C’est en effet assez fou, et les juges des cours inférieures sont vaguement désespérés lorsque vient le temps de trouver la bonne méthode d’analyse.

Dans le cas décidé vendredi, un homme était soumis à une ordonnance l’empêchant d’entrer en contact avec son ex-conjointe, qu’il avait menacée et agressée. Les policiers ont saisi toutes ses armes, sans attendre un procès criminel, comme la loi le permet.

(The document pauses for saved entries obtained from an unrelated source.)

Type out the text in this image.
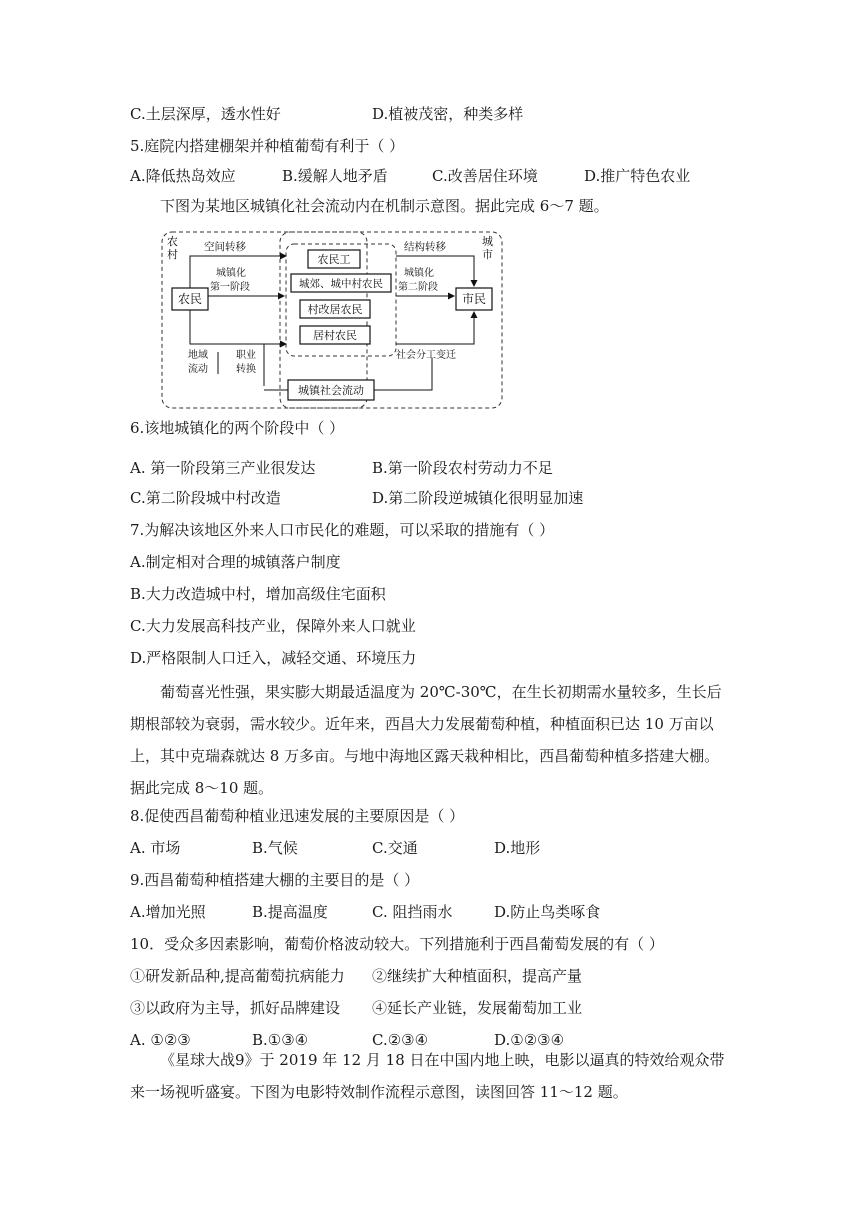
C.土层深厚，透水性好	D.植被茂密，种类多样
5.庭院内搭建棚架并种植葡萄有利于（ ）
A.降低热岛效应	B.缓解人地矛盾	C.改善居住环境	D.推广特色农业
下图为某地区城镇化社会流动内在机制示意图。据此完成 6～7 题。
农
村
城
市
农民	市民
农民工
城郊、城中村农民
村改居农民
居村农民
空间转移	结构转移
城镇化
第一阶段
城镇化
第二阶段
地域
流动
职业
转换
社会分工变迁
城镇社会流动
6.该地城镇化的两个阶段中（ ）
A. 第一阶段第三产业很发达	B.第一阶段农村劳动力不足
C.第二阶段城中村改造	D.第二阶段逆城镇化很明显加速
7.为解决该地区外来人口市民化的难题，可以采取的措施有（ ）
A.制定相对合理的城镇落户制度
B.大力改造城中村，增加高级住宅面积
C.大力发展高科技产业，保障外来人口就业
D.严格限制人口迁入，减轻交通、环境压力
葡萄喜光性强，果实膨大期最适温度为 20℃-30℃，在生长初期需水量较多，生长后期根部较为衰弱，需水较少。近年来，西昌大力发展葡萄种植，种植面积已达 10 万亩以上，其中克瑞森就达 8 万多亩。与地中海地区露天栽种相比，西昌葡萄种植多搭建大棚。据此完成 8～10 题。
8.促使西昌葡萄种植业迅速发展的主要原因是（ ）
A. 市场	B.气候	C.交通	D.地形
9.西昌葡萄种植搭建大棚的主要目的是（ ）
A.增加光照	B.提高温度	C. 阻挡雨水	D.防止鸟类啄食
10．受众多因素影响，葡萄价格波动较大。下列措施利于西昌葡萄发展的有（ ）
①研发新品种,提高葡萄抗病能力 ②继续扩大种植面积，提高产量
③以政府为主导，抓好品牌建设 ④延长产业链，发展葡萄加工业
A. ①②③	B.①③④	C.②③④	D.①②③④
《星球大战9》于 2019 年 12 月 18 日在中国内地上映，电影以逼真的特效给观众带来一场视听盛宴。下图为电影特效制作流程示意图，读图回答 11～12 题。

Le juge en chef John Roberts s’est donc demandé si, au moment de rédiger le deuxième amendement, en 1791, les auteurs de la Constitution avaient déjà en tête des règlements similaires pour désarmer les gens dangereux.

Il en arrive à la conclusion que oui, en citant plusieurs lois anglaises et américaines. Aucune de ces lois pourtant ne concerne la violence conjugale. Ce serait d’ailleurs un anachronisme. C’est plutôt le mari qui était protégé par la loi.

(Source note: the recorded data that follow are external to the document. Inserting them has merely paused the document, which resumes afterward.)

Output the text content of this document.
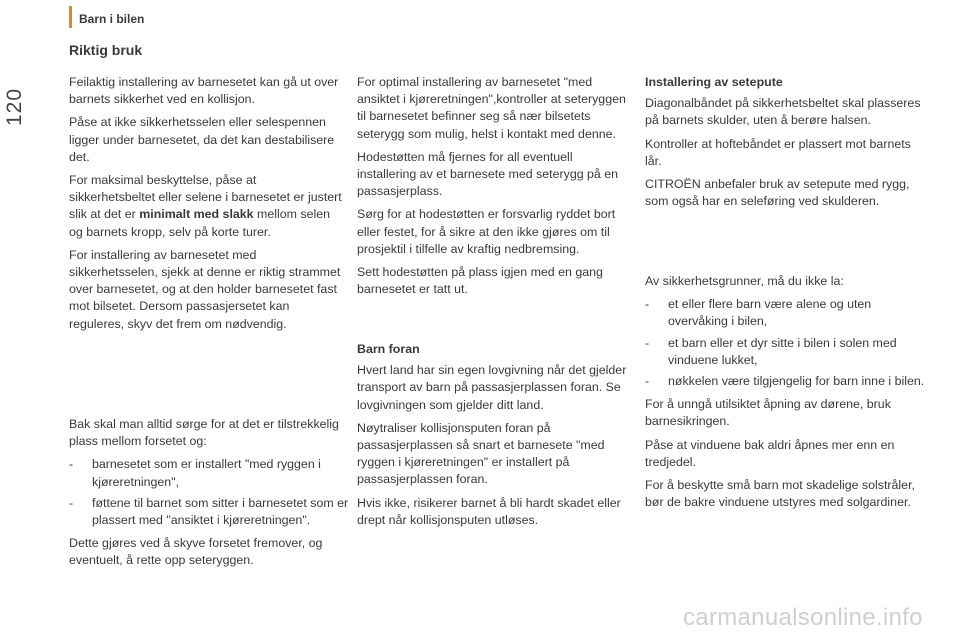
Barn i bilen
120
Riktig bruk

Feilaktig installering av barnesetet kan gå ut over barnets sikkerhet ved en kollisjon.

Påse at ikke sikkerhetsselen eller selespennen ligger under barnesetet, da det kan destabilisere det.

For maksimal beskyttelse, påse at sikkerhetsbeltet eller selene i barnesetet er justert slik at det er minimalt med slakk mellom selen og barnets kropp, selv på korte turer.

For installering av barnesetet med sikkerhetsselen, sjekk at denne er riktig strammet over barnesetet, og at den holder barnesetet fast mot bilsetet. Dersom passasjersetet kan reguleres, skyv det frem om nødvendig.

Bak skal man alltid sørge for at det er tilstrekkelig plass mellom forsetet og:

- barnesetet som er installert "med ryggen i kjøreretningen",
- føttene til barnet som sitter i barnesetet som er plassert med "ansiktet i kjøreretningen".

Dette gjøres ved å skyve forsetet fremover, og eventuelt, å rette opp seteryggen.

For optimal installering av barnesetet "med ansiktet i kjøreretningen",kontroller at seteryggen til barnesetet befinner seg så nær bilsetets seterygg som mulig, helst i kontakt med denne.

Hodestøtten må fjernes for all eventuell installering av et barnesete med seterygg på en passasjerplass.

Sørg for at hodestøtten er forsvarlig ryddet bort eller festet, for å sikre at den ikke gjøres om til prosjektil i tilfelle av kraftig nedbremsing.

Sett hodestøtten på plass igjen med en gang barnesetet er tatt ut.

Barn foran

Hvert land har sin egen lovgivning når det gjelder transport av barn på passasjerplassen foran. Se lovgivningen som gjelder ditt land.

Nøytraliser kollisjonsputen foran på passasjerplassen så snart et barnesete "med ryggen i kjøreretningen" er installert på passasjerplassen foran.

Hvis ikke, risikerer barnet å bli hardt skadet eller drept når kollisjonsputen utløses.

Installering av setepute

Diagonalbåndet på sikkerhetsbeltet skal plasseres på barnets skulder, uten å berøre halsen.

Kontroller at hoftebåndet er plassert mot barnets lår.

CITROËN anbefaler bruk av setepute med rygg, som også har en seleføring ved skulderen.

Av sikkerhetsgrunner, må du ikke la:

- et eller flere barn være alene og uten overvåking i bilen,
- et barn eller et dyr sitte i bilen i solen med vinduene lukket,
- nøkkelen være tilgjengelig for barn inne i bilen.

For å unngå utilsiktet åpning av dørene, bruk barnesikringen.

Påse at vinduene bak aldri åpnes mer enn en tredjedel.

For å beskytte små barn mot skadelige solstråler, bør de bakre vinduene utstyres med solgardiner.

carmanualsonline.info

On voit donc les limites de cette analyse « historique » et de la « tradition » des lois.

« Dans quelle ère, ou quelles ères, faut-il puiser les exemples historiques ? », demande la juge Jackson. « Combien de précédents analogues faut-il pour établir une “tradition” ? Qui ces lois servaient-elles à protéger ? Notre Cour devrait être consciente que dans la vraie vie, les législateurs sont perdus quand vient le temps de faire des lois qui respectent le deuxième amendement. »

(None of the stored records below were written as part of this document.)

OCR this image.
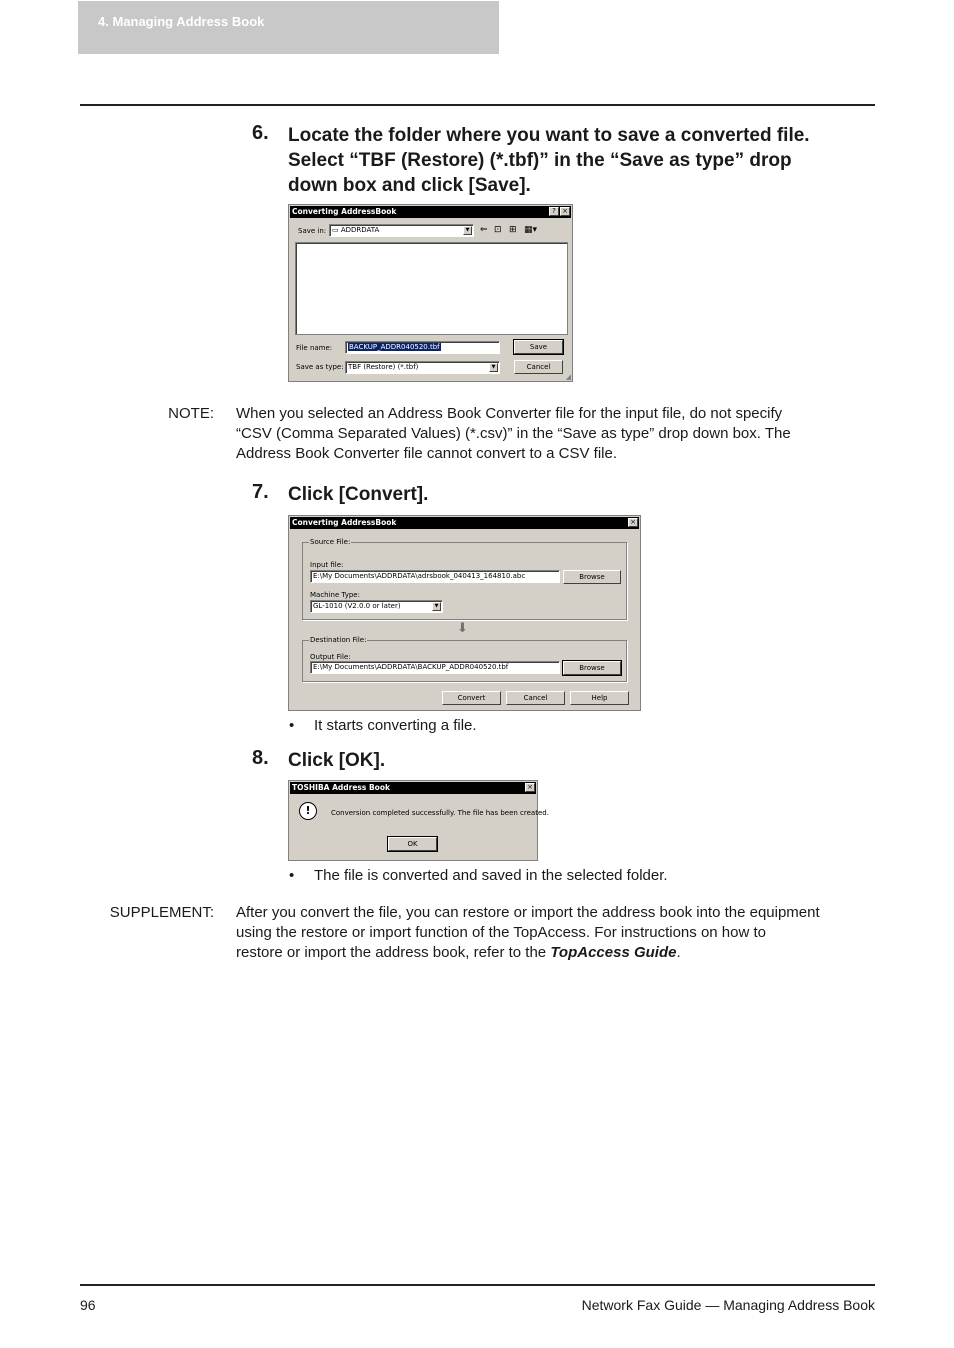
4. Managing Address Book
6. Locate the folder where you want to save a converted file.
Select “TBF (Restore) (*.tbf)” in the “Save as type” drop
down box and click [Save].
Converting AddressBook	? ×
Save in: ▭ ADDRDATA	▼ ⇐ ⊡ ⊞ ▦▾
File name:	BACKUP_ADDR040520.tbf
Save as type: TBF (Restore) (*.tbf)	▼
Save
Cancel
◢
NOTE: When you selected an Address Book Converter file for the input file, do not specify
“CSV (Comma Separated Values) (*.csv)” in the “Save as type” drop down box. The
Address Book Converter file cannot convert to a CSV file.
7. Click [Convert].
Converting AddressBook	×
Source File:
Input file:
E:\My Documents\ADDRDATA\adrsbook_040413_164810.abc	Browse
Machine Type:
GL-1010 (V2.0.0 or later)	▼
⬇
Destination File:
Output File:
E:\My Documents\ADDRDATA\BACKUP_ADDR040520.tbf	Browse
Convert	Cancel	Help
• It starts converting a file.
8. Click [OK].
TOSHIBA Address Book	×
!	Conversion completed successfully. The file has been created.
OK
• The file is converted and saved in the selected folder.
SUPPLEMENT: After you convert the file, you can restore or import the address book into the equipment
using the restore or import function of the TopAccess. For instructions on how to
restore or import the address book, refer to the TopAccess Guide.
96	Network Fax Guide — Managing Address Book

La preuve en est que quatre des six juges conservateurs de la Cour ont cru devoir rédiger leur propre opinion pour justifier leur appui à la validité de cette loi !

Le juge le plus conservateur de la Cour n’est pas un de ceux nommés par Donald Trump. C’est Clarence Thomas (peut-être à égalité avec Samuel Alito). Il est le seul dissident dans ce jugement et aurait déclaré inconstitutionnelle cette interdiction de posséder une arme pour un conjoint violent.

PHOTO J. SCOTT APPLEWHITE, ARCHIVES ASSOCIATED PRESS

Le juge de la Cour suprême Clarence Thomas

D’abord, pour le juge Thomas, il est inconcevable qu’on enlève l’arme d’une personne qui n’a même pas été déclarée coupable d’un crime. Surtout, le gouvernement n’a pas prouvé que sa loi « est conforme à la tradition historique qui trace les contours du droit de porter une arme ».

En pure logique, il n’a pas tort. Je veux dire : il est cohérent avec le virage pro-armes à feu de cette cour. Si le test consiste à vérifier la « tradition » en se référant à des lois adoptées il y a 250 ans, il est normal qu’il ne trouve pas de loi vraiment semblable au temps des Pères fondateurs…

Tout aussi logiquement, il peut avancer de manière alarmiste que cette décision « met en péril le deuxième amendement et plusieurs autres ».

La décision rendue une semaine plus tôt par cette même cour est sans doute encore plus cinglée, du moins quant à son résultat net : permettre l’utilisation d’un accessoire qui transforme de facto les armes « semi-automatiques » en mitraillettes.

Le dispositif appelé bump stock est devenu illégal après le massacre de Las Vegas, en 2017. Un homme, du haut de sa chambre d’hôtel, avait tué 58 personnes et en avait blessé plus de 500 en utilisant ce genre de gadget dont était équipée son arme « légale ».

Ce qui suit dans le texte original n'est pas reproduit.